Thursday, February 27, 2014

Same Sex Marriage and The Constitution



Is it constitutional to deny same sex couples the right to a civil union? Though, to some, this question may seem to be a cut and dry situation, I assure you that it is not. So let’s ask ourselves this: Is it acceptable that tax paying citizens are denied the same rights as other tax paying citizens based on what sex their partner is? Because some states are fighting to allow this, there must be some reason it is not as simple as “no it is not”. In this paper I will be exploring the answer to this question and what makes its answer not so cut and dry.  
The constitution of the United States of America, Amendment 14; Section 1 reads, “ All persons born or naturalized in the United States, and subject to the jurisdiction thereof, are citizens of the United States and of the State wherein they reside. No State shall make or enforce any law which shall abridge the privileges or immunities of citizens of the United States; nor shall any State deprive any person of life, liberty, or property, without due process of law; not deny to any person within its jurisdiction the equal protection of the laws.”  
All citizens of the United States (regardless of skin color or sex or any other factor other than nationality) will not fall victim to a state’s law, which might prevent the citizen from life and liberty. The tricky part is that individual states have laws in which these rights are denied. Branching from this Federal Constitution are the individual State Constitutions. The issue of federal civil rights being upheld is found in these individual State Constitutions.
            On December 20, 2013 Supreme Court Judge Shelby overruled Utah’s Amendment 3. Stating that it is unconstitutional to deny same sex couples the right to a civil union, in the state of Utah. The state’s governor, Governor Herbert, fought this ruling and issued a stay on the bill until they could have a due process (Ford.) Each state has its own constitution. For instance, the state of Utah’s constitution states that, “Marriage consists only of the legal union between a man and a woman. No other domestic union, however denominated, may be recognized as a marriage or given the same or substantially equivalent legal effect.”
With an understanding of Utah’s State Constitution it is understandable why the governor might be fighting this ruling. His position is to uphold the constitution of the state. Without there being a law passed to change the current law in Utah, he will most likely do what ever it takes to prevent the federal government from interfering with the people of Utah’s vote. According to the Huffington Post, 950 licenses were issued to same sex couples who took advantage of this ruling between, Friday December 20th and Thursday December 26th. That is just six days and almost a thousand same-sex couples. With a statistic like that, it is curious why the law hasn’t changed.
History has something to teach us as a society. Society can learn from its past experiences in dealing with civility issues.  Until the 1970’s Federal law allowed husbands to rape their wives because it defined a wife as property owned by the husband (Ball pg 36). This provides just one devastating example of the need for our society to learn from past civility issues. The issue that we are currently facing is still regarding marriage but now we are needing to redefine who can get married.
            In Howard Ball’s book, The Supreme Court in the Intimate Lives of Americans, he states that, “marriage law in the United States originated in the canon law of the Catholic Church.

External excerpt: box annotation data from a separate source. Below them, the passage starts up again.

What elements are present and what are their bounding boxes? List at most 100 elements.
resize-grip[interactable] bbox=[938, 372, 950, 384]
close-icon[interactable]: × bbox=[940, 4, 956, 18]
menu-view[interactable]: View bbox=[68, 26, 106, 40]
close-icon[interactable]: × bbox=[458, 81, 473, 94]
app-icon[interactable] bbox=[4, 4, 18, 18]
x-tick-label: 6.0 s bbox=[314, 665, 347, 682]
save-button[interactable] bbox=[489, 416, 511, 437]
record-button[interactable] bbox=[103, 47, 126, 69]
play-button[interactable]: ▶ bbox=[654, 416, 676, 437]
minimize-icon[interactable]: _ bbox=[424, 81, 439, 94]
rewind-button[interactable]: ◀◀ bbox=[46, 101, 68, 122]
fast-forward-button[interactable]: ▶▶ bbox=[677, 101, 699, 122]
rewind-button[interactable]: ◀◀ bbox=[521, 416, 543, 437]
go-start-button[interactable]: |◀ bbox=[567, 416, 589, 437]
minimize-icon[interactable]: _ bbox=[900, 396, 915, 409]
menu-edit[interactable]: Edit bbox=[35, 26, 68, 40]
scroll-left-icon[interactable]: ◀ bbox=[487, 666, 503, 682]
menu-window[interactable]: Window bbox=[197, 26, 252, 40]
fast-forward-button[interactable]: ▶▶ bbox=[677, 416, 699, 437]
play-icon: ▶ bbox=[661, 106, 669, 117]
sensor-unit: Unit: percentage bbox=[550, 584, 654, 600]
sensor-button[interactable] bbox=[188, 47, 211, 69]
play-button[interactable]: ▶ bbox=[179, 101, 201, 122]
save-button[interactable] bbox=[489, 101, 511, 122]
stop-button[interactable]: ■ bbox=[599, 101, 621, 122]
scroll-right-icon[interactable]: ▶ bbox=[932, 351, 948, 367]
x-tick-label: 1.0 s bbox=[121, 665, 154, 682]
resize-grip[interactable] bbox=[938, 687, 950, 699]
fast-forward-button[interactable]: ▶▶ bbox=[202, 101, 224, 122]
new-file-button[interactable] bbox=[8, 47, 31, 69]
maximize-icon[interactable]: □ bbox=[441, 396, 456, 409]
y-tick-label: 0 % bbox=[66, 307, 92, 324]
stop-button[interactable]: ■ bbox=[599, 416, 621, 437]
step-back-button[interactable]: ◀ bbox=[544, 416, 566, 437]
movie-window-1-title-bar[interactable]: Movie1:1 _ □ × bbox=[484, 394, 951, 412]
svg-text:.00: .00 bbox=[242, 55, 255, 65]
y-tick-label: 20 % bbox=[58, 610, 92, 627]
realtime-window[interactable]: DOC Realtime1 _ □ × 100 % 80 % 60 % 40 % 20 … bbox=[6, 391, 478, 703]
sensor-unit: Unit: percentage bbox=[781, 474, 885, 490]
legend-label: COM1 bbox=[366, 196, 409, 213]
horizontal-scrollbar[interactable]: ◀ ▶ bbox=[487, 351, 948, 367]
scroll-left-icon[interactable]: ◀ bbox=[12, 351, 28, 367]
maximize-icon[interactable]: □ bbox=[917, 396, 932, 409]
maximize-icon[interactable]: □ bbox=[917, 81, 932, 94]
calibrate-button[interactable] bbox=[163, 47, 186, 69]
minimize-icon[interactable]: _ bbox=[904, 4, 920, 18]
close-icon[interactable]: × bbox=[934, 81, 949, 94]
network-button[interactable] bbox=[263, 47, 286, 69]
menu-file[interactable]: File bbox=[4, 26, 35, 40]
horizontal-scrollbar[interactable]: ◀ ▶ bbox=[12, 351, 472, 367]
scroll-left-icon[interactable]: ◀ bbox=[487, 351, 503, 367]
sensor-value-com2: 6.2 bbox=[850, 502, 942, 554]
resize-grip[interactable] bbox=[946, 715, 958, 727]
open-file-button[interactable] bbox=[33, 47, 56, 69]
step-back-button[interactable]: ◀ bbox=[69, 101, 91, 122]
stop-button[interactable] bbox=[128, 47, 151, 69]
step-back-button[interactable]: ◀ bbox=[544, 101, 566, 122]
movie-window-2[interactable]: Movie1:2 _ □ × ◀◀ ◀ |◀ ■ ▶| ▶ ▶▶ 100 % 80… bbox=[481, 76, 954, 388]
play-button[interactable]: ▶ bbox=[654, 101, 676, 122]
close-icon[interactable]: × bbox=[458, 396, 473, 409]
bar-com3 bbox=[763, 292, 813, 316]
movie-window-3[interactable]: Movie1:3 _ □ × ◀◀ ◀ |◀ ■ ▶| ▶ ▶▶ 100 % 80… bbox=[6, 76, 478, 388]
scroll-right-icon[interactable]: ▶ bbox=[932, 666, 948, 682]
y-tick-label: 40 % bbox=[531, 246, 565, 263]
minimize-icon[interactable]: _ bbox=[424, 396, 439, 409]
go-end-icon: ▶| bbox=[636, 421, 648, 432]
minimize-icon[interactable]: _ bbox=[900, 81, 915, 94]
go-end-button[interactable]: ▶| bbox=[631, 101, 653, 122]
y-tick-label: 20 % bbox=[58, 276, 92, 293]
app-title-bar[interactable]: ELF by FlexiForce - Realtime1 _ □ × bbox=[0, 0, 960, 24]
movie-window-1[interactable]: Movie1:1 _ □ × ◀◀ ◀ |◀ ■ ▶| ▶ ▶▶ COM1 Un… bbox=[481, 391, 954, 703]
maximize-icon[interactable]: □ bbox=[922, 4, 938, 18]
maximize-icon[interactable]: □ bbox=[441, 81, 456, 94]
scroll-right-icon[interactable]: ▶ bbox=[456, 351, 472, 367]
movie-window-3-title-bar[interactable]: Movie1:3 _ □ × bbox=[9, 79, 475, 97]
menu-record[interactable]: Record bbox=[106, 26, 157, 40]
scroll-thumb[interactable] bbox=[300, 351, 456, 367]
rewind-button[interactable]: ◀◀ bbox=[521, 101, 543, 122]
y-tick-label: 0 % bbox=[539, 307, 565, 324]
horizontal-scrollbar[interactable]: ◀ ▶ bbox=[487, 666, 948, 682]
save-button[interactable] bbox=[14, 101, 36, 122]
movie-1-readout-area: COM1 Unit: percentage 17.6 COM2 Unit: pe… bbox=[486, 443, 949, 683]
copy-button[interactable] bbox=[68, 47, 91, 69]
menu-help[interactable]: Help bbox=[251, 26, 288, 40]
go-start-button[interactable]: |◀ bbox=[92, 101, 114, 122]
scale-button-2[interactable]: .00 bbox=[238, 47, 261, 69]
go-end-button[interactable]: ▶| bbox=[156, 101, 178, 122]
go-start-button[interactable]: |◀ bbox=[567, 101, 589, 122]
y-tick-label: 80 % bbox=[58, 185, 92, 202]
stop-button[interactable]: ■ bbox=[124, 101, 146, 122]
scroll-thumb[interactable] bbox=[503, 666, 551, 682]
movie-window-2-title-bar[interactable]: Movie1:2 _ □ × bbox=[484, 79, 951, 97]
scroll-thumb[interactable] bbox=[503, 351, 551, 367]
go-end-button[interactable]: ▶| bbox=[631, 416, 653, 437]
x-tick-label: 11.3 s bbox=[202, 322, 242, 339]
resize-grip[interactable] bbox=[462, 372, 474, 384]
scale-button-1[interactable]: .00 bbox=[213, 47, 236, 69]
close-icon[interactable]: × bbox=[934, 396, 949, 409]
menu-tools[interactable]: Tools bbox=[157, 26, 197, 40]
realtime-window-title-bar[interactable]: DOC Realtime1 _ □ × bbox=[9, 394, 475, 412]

This law, evolving into the English common law, did not require an actual ceremony or religious sacrament. The United States common law adopted the canon and civil laws of England, as administered in the British ecclesiastical courts and patterned its marriage laws after British model” (pg 35). Some of the ideas that come to mind when contemplating the definition of marriage might be ideas of a spiritual joining, a contract between two people, a social institution, maybe even a business exchange. Because marriage is all of this and so many other different meanings, the government must determine what then marriage means legally.
            Despite the differing laws, the Federal Constitution can be viewed as an all-encompassing umbrella of the individual state Constitutions. Going back to the main question whether it is constitutional to deny same sex couples the right to a civil union, the answer is simply that it is not. Despite the complications and differences that might arise from state to state, there is an overall superior ruling, which is the final say. That final say is the Federal Constitution. In conclusion, it seems that the answer is as cut and dry as the question appears, but the implementation of the law is, however, the complicated factor.


Works Cited
Ball, Howard. The Supreme Court in the Intimate Lives of Americans. New York: New York University Press, 2002. Print.

Ford, Zack. “How a Federal Judge in Utah Adeptly Dismantled all of the Arguments Against Marriage Equality.” Thinkprogress.org. Center for American Progress, 21 Dec. 2013. Web. 27 Feb. 2014.

Lang, Melissa. “Same-sex Couples Shatter Marriage Records in Utah.” The Salt Lake Tribune. A MediaNews Group Website, 26 Dec. 2013. Web. 1 Mar. 2014.